Figuring out your website personas and placing them in their boxes is the hard part. Once you do this, their needs and their wants begin to quickly materialize.
I so strongly believe in website personas, I will not even consider the aesthetics of a new website until I do a deep dive into your marketing requirements. If I don’t know who we target or how many boxes we will have to satisfy, I can’t begin to think of possible web design options. It just isn’t possible.
So now that you know about personas, take a step back and look at your current website. Do you have them and do they convey the right marketing message? Unlike my best friend, your website visitors are not forgiving and they won’t give you a decade to win them over.
Bhaskar Sarma | Pixels and Clicks says
Impressive points re visitor personas. I am looking around for examples/case studies of b2b websites which target different types of personas at the same time. You know of any?
Rebecca Gill says
One of my favorite WordPress websites I created last year was a B2B website for a business intelligence software developer. They needed to communicate to visitors based on their existing ERP software (SAP and JD Edwards). This is a good example of my persona usage, because you can clearly see the visitor has multiple opportunities to place themselves in a box. Once in the “box” the website speaks directly to their specific ERP software, their problems, and what solutions the website can deliver.
Here is the website: http://preferredstrategies.com
Bhaskar Sarma | Pixels and Clicks says
I see what you did there. Great site btw.
Here is the thing: assume that a prospective customer who is also the CFO is reviewing the BI Quick Launch for SAP solution. His/her pain points would be obviously different from the PMs who would use this software on a daily basis.
So how do you target both these pain points simultaneously in the same website? You could weave them in the content of one page, like here, or maybe have multiple sections explicitly targeting these personas…
I am assuming something like A/B split tests validated this content strategy
Rebecca Gill says
Ah Bhaskar you did look at the site!
I actually have that exact issue with another client that is currently in development. They have to address pain points by functional area (CEO, Financial, IT Manager, and End User) and then by ERP software package, database, and server type.
The only way I could manage it was will content silos. But I will say the home page first addresses the functional area and then the three other areas. This was because the client’s biggest pain point had to do with the functional areas, so I had to hit that one right away.
I’m sure there are other ways to accomplish it, but my clients typically like the ability to maintain their website in-house once launched, so I try not to make anything overly complex for them.

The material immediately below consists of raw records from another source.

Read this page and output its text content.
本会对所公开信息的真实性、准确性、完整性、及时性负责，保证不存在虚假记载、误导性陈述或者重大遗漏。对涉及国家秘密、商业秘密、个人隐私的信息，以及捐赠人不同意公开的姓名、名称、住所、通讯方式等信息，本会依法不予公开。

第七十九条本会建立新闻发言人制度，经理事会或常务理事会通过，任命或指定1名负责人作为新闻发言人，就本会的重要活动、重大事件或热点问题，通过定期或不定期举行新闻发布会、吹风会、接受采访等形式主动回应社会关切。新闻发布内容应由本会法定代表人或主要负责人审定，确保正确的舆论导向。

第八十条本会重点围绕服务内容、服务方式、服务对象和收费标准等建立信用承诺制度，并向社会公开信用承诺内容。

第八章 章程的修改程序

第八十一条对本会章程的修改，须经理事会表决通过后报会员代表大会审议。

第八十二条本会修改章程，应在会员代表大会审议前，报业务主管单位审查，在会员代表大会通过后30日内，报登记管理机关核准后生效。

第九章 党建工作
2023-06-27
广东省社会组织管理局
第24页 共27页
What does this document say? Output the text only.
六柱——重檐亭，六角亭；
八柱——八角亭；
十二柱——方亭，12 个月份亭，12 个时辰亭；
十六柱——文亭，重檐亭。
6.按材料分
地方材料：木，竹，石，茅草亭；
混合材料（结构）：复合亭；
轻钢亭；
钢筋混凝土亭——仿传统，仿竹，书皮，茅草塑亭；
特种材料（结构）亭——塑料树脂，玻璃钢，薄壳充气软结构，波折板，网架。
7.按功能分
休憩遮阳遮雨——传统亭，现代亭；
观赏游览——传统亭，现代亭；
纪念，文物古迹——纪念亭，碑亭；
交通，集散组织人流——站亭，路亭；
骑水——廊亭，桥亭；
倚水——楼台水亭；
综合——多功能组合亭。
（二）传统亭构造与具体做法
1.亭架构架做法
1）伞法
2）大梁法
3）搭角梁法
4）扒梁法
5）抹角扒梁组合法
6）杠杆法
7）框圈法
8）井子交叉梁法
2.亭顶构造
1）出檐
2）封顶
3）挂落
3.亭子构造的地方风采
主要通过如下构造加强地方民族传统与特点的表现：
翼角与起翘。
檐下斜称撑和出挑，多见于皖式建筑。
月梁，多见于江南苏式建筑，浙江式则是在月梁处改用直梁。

Bhaskar Sarma | Pixels and Clicks says
I am facing that same issue. I look forward to seeing how you solve these problems with the website that is in development. Mail me the link once the site goes live; hopefully I can get some inspiration 🙂
Darian Culbert | Halong Bay Cruise Experts says
Thank you very much for the helpful information, Rebecca! It helps me a lot in defining my target clients! Truly speaking, I started to build my website without any intention before since I just wanted to give as much information as I can about cruises in Halong Bay for visitors! It’s somehow like a personal blog. However, I learn a lot of things after reading this article!
Thank you!
Darian
Rebecca Gill says
Darian,
I’m glad I could help. The beautiful part of LinkedIn’s Answers is you can actually help people if you try. I believe in personas and I’ve been using them for a decade in promotion. It makes a huge difference with both bringing in the right traffic and converting that traffic into revenue.
Good luck with your website changes!